Nonetheless, those who seek to interpret the numbers are well advised to use caution. Consider the tale of the Japanese gold purchases. In 1986, Japan needed more than 200 tons of the precious metal for a special coin it was minting to celebrate the 60th year of Emperor Hirohito’s reign.

Sent to U.S.

The Japanese, who reportedly bought the gold in various world markets, routed much of it into the United States over a period of months, letting it accumulate here. Yet they took most of it out of this country in just a single month. The effect? At a time of rising protectionist sentiment in the United States, the unusual shipments shrank the U.S. trade deficit with Japan from $5 billion in May of 1986 to $3.8 billion in June.
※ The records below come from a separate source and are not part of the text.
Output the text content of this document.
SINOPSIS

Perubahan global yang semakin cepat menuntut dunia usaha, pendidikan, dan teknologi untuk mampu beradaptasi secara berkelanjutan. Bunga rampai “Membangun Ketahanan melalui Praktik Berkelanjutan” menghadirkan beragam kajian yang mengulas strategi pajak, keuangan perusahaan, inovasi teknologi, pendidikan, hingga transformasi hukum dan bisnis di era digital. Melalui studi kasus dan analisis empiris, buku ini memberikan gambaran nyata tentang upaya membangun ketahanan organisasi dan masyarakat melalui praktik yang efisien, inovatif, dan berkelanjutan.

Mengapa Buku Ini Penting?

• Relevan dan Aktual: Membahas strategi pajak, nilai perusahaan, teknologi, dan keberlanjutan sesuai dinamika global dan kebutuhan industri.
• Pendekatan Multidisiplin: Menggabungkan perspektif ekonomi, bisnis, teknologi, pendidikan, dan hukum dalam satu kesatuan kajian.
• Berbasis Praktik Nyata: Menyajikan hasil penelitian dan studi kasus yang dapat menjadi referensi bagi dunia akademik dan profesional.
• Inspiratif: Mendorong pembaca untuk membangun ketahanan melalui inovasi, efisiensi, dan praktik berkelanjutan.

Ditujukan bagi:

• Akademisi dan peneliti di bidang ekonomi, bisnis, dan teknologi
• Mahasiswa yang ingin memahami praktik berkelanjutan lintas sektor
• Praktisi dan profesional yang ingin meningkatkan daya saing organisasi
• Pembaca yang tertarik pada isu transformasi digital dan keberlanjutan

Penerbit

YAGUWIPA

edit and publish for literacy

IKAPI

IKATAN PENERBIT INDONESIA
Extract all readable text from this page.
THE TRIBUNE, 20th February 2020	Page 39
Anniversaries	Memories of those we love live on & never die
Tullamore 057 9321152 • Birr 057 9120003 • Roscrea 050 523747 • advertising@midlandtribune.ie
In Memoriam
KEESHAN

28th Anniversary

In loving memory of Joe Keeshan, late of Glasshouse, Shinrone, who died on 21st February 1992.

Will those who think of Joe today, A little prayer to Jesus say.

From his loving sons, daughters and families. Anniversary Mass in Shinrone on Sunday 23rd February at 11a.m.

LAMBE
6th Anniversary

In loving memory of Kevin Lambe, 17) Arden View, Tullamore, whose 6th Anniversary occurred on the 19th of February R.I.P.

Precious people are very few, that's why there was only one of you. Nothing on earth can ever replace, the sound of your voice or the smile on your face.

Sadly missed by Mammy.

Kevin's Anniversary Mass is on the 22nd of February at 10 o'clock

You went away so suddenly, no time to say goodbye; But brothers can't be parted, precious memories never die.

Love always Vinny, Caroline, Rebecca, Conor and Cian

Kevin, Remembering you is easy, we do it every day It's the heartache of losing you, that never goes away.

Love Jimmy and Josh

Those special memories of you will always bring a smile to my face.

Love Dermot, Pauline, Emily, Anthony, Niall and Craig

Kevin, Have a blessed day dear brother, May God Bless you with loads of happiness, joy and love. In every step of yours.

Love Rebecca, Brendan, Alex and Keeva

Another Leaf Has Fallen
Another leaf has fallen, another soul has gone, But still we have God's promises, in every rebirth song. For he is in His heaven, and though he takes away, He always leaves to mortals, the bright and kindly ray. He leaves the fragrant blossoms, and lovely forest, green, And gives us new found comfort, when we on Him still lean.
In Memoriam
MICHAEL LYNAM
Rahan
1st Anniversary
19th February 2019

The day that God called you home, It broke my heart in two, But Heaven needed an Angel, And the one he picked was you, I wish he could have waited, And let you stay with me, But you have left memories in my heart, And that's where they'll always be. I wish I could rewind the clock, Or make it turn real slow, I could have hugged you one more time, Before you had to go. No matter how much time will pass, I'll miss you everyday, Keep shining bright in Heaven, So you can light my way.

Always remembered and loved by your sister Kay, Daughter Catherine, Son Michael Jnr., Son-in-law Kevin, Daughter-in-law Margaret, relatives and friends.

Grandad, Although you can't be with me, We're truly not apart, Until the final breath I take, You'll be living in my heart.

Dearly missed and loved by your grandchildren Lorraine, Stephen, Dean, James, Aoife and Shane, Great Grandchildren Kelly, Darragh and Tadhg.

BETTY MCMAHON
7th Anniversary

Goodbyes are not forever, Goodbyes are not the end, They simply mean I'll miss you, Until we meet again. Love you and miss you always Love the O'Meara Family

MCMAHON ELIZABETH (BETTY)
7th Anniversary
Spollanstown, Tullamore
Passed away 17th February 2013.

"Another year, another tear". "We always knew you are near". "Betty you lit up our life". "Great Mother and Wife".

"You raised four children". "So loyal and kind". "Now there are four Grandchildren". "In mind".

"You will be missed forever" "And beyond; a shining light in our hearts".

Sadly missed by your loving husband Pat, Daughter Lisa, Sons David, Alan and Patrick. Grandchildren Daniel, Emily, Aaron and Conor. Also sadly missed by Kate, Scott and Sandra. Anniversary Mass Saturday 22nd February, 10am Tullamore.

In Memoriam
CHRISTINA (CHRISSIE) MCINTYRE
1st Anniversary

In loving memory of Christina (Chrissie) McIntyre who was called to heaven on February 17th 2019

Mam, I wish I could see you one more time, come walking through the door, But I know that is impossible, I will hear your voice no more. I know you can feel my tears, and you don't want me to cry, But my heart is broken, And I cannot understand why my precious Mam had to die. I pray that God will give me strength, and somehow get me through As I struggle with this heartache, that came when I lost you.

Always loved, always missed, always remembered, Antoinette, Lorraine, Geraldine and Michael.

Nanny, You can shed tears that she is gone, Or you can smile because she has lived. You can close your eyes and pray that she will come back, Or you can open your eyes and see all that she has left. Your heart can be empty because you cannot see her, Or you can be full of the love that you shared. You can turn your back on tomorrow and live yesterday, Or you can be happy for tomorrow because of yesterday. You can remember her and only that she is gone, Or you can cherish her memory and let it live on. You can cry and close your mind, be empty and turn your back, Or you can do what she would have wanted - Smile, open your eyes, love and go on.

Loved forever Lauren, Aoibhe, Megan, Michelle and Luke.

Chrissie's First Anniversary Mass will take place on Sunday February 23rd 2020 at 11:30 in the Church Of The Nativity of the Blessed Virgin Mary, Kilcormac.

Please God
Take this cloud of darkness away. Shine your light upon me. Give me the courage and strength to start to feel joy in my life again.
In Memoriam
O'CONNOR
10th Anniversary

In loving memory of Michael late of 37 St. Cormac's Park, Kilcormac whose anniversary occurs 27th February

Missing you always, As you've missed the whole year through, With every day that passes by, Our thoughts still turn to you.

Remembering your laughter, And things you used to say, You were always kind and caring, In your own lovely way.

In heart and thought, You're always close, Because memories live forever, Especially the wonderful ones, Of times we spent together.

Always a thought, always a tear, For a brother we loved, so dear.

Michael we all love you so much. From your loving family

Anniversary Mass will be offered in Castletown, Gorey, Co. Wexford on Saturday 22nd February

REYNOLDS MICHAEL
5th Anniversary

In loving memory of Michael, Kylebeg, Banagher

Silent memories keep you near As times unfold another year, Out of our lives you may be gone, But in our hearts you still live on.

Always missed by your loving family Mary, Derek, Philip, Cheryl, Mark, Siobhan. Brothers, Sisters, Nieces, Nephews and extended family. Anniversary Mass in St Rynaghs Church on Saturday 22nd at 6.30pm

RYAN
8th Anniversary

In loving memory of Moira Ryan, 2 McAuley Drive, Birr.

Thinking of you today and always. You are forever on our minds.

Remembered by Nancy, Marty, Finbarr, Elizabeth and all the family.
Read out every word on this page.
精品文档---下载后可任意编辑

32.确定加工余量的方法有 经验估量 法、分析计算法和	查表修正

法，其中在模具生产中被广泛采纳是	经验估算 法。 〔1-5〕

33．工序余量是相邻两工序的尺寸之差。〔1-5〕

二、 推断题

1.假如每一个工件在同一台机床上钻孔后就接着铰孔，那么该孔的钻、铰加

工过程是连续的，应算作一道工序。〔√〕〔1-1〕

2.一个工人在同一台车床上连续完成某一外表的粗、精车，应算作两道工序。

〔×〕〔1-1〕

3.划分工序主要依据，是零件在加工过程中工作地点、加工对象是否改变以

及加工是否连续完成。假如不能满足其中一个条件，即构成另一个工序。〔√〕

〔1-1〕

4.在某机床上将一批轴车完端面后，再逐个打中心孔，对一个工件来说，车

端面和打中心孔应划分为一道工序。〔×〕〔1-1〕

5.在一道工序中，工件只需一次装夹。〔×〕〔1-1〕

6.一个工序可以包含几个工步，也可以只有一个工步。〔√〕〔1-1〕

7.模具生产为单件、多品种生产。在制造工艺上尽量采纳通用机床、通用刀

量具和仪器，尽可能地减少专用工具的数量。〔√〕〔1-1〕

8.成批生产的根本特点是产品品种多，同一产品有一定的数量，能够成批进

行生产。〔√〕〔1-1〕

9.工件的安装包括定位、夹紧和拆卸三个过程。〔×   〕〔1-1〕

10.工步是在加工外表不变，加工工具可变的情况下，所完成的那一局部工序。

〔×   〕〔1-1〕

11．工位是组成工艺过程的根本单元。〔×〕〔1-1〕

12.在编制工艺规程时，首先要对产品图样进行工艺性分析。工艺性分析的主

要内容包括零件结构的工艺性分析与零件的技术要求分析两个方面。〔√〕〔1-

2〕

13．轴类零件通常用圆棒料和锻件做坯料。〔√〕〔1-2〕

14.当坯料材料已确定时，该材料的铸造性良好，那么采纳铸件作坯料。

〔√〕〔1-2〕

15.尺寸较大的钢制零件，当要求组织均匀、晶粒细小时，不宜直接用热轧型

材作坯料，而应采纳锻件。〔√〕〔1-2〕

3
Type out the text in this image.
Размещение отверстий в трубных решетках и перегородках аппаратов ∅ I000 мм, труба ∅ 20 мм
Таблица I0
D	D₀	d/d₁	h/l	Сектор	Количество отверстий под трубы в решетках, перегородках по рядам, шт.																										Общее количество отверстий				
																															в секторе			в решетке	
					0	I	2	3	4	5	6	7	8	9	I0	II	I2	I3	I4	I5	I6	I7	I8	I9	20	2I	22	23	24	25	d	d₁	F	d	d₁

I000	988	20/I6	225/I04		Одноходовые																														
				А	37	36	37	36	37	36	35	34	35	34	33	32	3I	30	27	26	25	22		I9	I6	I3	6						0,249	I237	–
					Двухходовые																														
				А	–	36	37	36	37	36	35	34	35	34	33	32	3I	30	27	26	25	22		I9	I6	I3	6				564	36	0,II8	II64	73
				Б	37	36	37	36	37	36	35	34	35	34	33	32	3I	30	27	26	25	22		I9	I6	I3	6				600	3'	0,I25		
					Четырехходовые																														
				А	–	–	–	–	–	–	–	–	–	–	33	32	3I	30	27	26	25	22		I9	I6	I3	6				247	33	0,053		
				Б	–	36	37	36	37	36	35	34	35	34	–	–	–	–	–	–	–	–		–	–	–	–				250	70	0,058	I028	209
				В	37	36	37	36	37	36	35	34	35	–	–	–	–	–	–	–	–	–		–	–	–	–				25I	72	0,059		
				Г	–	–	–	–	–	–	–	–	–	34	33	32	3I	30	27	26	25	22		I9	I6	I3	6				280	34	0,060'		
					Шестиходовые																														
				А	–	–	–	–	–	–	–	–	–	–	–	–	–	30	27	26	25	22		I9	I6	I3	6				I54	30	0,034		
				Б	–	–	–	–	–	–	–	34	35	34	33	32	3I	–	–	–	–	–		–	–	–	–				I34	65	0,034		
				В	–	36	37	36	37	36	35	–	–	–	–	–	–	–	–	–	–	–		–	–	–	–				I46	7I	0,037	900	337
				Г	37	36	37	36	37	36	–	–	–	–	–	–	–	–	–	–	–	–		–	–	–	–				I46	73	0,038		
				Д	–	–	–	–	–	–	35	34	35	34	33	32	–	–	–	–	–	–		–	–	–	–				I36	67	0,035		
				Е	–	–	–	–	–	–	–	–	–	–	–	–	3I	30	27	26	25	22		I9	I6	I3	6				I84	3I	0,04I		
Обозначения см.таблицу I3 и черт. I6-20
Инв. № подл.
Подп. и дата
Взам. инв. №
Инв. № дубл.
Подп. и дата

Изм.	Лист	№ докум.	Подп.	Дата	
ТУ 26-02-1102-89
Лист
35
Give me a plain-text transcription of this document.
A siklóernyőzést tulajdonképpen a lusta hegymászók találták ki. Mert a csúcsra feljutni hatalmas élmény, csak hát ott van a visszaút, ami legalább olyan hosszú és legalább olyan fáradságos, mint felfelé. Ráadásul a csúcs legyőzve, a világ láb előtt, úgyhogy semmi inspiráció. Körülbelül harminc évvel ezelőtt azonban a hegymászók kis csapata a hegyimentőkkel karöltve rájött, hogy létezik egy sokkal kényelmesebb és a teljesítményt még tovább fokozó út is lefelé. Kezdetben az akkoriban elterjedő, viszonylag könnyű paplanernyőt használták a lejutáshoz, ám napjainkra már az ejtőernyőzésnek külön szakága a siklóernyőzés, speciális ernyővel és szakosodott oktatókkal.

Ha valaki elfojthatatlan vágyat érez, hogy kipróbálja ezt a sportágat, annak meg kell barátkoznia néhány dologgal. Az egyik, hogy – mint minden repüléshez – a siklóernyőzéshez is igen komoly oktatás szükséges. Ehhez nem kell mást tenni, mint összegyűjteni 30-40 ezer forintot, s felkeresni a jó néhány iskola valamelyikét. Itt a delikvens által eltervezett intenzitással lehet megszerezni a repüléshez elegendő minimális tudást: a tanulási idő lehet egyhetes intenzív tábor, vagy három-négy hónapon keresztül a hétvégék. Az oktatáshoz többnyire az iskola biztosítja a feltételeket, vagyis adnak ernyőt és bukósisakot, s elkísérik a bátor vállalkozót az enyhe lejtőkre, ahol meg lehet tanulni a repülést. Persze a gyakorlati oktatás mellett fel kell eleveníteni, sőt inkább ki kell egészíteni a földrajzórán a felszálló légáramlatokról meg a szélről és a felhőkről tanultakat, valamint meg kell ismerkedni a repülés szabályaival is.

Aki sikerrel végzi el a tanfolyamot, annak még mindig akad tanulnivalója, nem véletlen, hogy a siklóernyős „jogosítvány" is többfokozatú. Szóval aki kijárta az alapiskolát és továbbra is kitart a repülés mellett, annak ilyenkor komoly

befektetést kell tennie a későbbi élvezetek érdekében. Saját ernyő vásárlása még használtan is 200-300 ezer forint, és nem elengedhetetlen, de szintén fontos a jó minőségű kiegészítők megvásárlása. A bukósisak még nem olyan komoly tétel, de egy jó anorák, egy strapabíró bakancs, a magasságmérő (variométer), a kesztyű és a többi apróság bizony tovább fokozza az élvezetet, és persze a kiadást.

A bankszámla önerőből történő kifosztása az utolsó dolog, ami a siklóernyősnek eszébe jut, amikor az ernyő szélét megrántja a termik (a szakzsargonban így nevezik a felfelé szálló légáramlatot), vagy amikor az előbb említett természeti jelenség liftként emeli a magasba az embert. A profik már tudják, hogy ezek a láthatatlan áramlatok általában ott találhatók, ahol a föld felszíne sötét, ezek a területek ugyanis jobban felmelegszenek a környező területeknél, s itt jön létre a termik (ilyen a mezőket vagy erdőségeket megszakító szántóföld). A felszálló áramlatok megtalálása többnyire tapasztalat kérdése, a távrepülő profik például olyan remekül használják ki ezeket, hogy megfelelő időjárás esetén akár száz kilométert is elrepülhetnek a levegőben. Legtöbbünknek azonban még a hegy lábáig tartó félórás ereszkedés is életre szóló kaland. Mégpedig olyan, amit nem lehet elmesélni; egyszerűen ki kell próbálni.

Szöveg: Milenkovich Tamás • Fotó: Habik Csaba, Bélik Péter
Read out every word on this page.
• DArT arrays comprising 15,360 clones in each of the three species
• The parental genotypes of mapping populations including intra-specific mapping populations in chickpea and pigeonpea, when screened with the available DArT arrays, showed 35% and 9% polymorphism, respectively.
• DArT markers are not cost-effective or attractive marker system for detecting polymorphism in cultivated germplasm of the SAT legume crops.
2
And it turned what would have been a politically sensitive decline in U.S. exports in June into a gain, according to accounts.

Yet these seeming gains were illusory. Indeed, the Japanese may have thought the ploy would be less obvious out of an expectation that the U.S. trade deficit would genuinely shrink in the months ahead.

“They (the Japanese) chose to import the gold from the United States and make the trade deficit appear smaller than it otherwise would have,” recalled Dale W. Larson, an economist with the Bank of America in San Francisco. “Of course, they thought that by the summer of 1987 the trade deficit would be looking much better. Unfortunately, it wasn’t.”